Yo doy al cuento el escenario de vuestro reino interior. Abierto con una saludable liberalidad, como la casa del monarca confiado, a todas las corrientes del mundo, exista en él, al mismo tiempo, la celda escondida y misteriosa que desconozcan los huéspedes profanos y que a nadie más que a la razón serena pertenezca. Sólo cuando penetréis dentro del inviolable seguro podréis llamaros, en realidad, hombres libres. No lo son quienes, enajenando insensatamente el dominio de sí a favor de la desordenada pasión o el interés utilitario, olvidan que, según el sabio precepto de Montaigne, nuestro espíritu puede ser objeto de préstamo, pero no de cesión. Pensar, soñar, admirar: he ahí los nombres de los sutiles visitantes de mi celda. Los antiguos los clasificaban dentro de su noble inteligencia del ocio, que ellos tenían por el más elevado empleo de una existencia verdaderamente racional, identificándolo con la libertad del pensamiento emancipado de todo innoble yugo. El ocio noble era la inversión del tiempo que oponían, como expresión de la vida superior, a la actividad económica. Vinculando exclusivamente a esa alta y aristocrática idea del reposo su concepción de la dignidad de la vida, el espíritu clásico encuentra su corrección y su complemento en nuestra moderna creencia en la dignidad del trabajo útil; y entrambas atenciones del alma pueden componer, en la existencia individual, un ritmo sobre cuyo mantenimiento necesario nunca será inoportuno insistir. La escuela estoica, que iluminó el ocaso de la antigüedad como por un anticipado resplandor del cristianismo, nos ha legado una sencilla y conmovedora imagen de la salvación de la libertad interior, aun en medio a los rigores de la servidumbre, en la hermosa figura de Cleanto; de aquel Cleanto que, obligado a emplear la fuerza de sus brazos de atleta en sumergir el cubo de una fuente y mover la piedra de un molino, concedía a la meditación las treguas del quehacer miserable y trazaba, con encallecida mano, sobre las piedras del camino, las máximas oídas de labios de Zenón. Toda educación racional, todo perfecto cultivo de nuestra naturaleza, tomarán por punto de partida la posibilidad de estimular en cada uno de nosotros la doble actividad que simboliza Cleanto.

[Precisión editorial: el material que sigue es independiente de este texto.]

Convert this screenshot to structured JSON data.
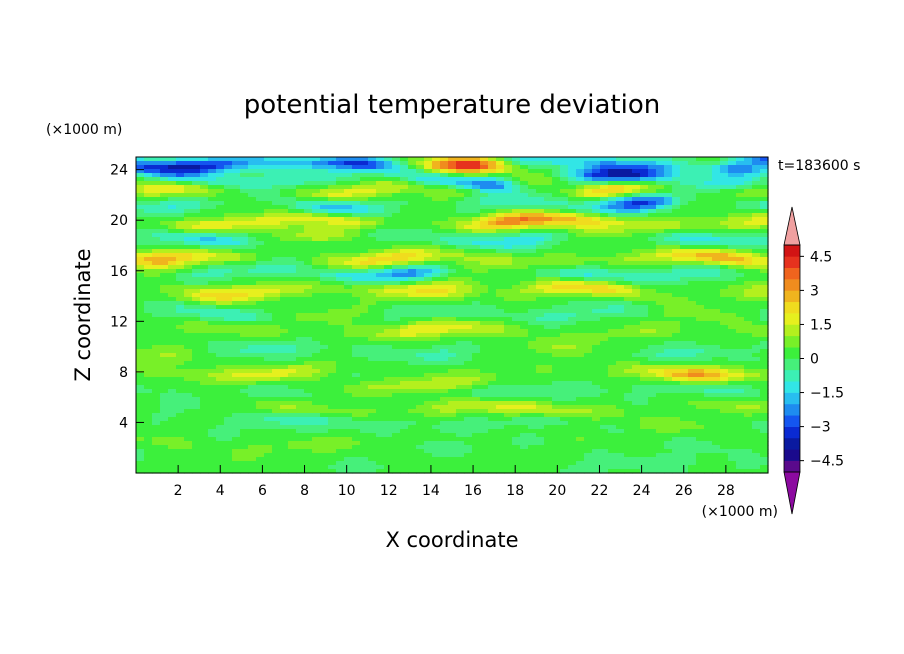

Una vez más: el principio fundamental de vuestro desenvolvimiento, vuestro lema en la vida, deben ser mantener la integridad de vuestra condición humana. Ninguna función particular debe prevalecer jamás sobre esa finalidad suprema. Ninguna fuerza aislada puede satisfacer los fines racionales de la existencia individual, como no puede producir el ordenado concierto de la existencia colectiva. Así como la deformidad y el empequeñecimiento son, en el alma de los individuos, el resultado de un exclusivo objeto impuesto a la acción y un solo modo de cultura, la falsedad de lo artificial vuelve efímera la gloria de las sociedades que han sacrificado el libre desarrollo de su sensibilidad y su pensamiento, ya a la actividad mercantil, como en Fenicia; ya a la guerra, como en Esparta; ya al misticismo, como en el terror del milenario; ya a la vida de sociedad y de salón, como en la Francia del siglo XVIII. Y preservándoos contra toda mutilación de vuestra naturaleza moral, aspirando a la armoniosa expansión de vuestro ser en todo noble sentido, pensad al mismo tiempo en que la más fácil y frecuente de las mutilaciones es, en el carácter actual de las sociedades humanas, la que obliga al alma a privarse de ese género de vida interior, donde tienen su ambiente propio todas las cosas delicadas y nobles que, a la intemperie de la realidad, quema el aliento de la pasión impura y el interés utilitario proscribe: ¡la vida de que son parte la meditación desinteresada, la contemplación ideal, el ocio antiguo, la impenetrable estancia de mi cuento!